Last week, Democratic gubernatorial candidate Andy Beshear made headlines by proposing a $2,000 pay raise for Kentucky teachers. It’s not yet clear how he plans to pay for it, and of course, there’s no guarantee he’ll win the election, either. But regardless, after all the fiery rhetoric and absurd commentary surrounding Kentucky education these past couple of years, I’m happy to listen to anyone who wants to hand me more money.

“The reality is we’re faced with a critical shortage of teachers,” Beshear told the Herald-Leader last week. “And that impacts our kids and the next generation and the next workforce.”

As I’ve pointed out before, any conversation about solving the teacher shortage has to start with the money. I’m glad that the guy who’s likely going to be Kentucky’s next governor gets that, and I like that he’s actually working on a proposal to make it happen instead of dancing around the issue. And it’s an achieveable goal, too — especially if a potential Beshear administration can work with the members of our General Assembly to find new means of revenue for the state.

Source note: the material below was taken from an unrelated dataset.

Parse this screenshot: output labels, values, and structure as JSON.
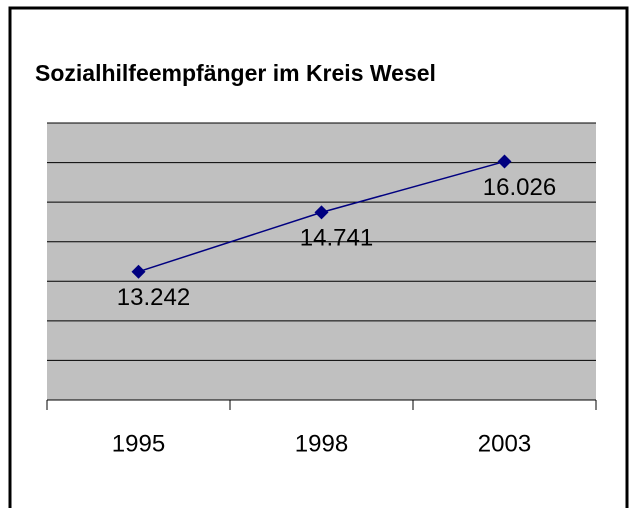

It’s also something that we owe to our teachers, who have continually been asked to do more with less in these tumultuous past few years. Remember Hope Brown, the Kentucky teacher who appeared on the cover of Time magazine? No teacher should be forced to work multiple jobs. That’s why I’m down with Andy’s plan.

But on the other hand, we also have to acknowledge that this proposal has another goal — to help solve Kentucky’s teacher shortage crisis —and to that end, I’m not convinced that Beshear’s plan goes far enough. 

Beshear’s proposed starting salary of $40k isn’t terrible, especially in a state like Kentucky where the cost of living is low. But when you consider the types of teaching positions that have the hardest time finding applicants, like STEM, realize that those same candidates could be making twice as much in their given industry. Until teachers’ salaries somehow end up in the same ballpark as engineers and accountants, there’s not a lot of financial motivation to go into teaching. An extra two grand a year would be a nice bonus to those of us who are already in the profession, but it’s probably not enough to make a real, lasting impact to our state’s teaching force.

Teaching is a calling, of course, and that means that those of us fortunate enough to be doing this work never began with the paycheck in mind. But with every passing day, it seems like I hear more stories like Nate Bowling’s that remind me of just how challenging it is to live out that calling every day. If we want our profession to truly thrive, it’s going to take a more systemic kind of change. We’ll need more than just a couple thousand bucks to start streamlining Kentucky’s best and brightest into classrooms of their own. 

So how do we get there, then? That’s the conversation I’m hoping to open up here, and in doing so, I’ll leave you with this line from Nate’s article above: “Teaching is a profession, and great teachers need to feel respected and empowered. If they don’t, they will leave — and they should.”

I think Kentucky is proving that right now, and hopefully, we’ll find our way soon enough.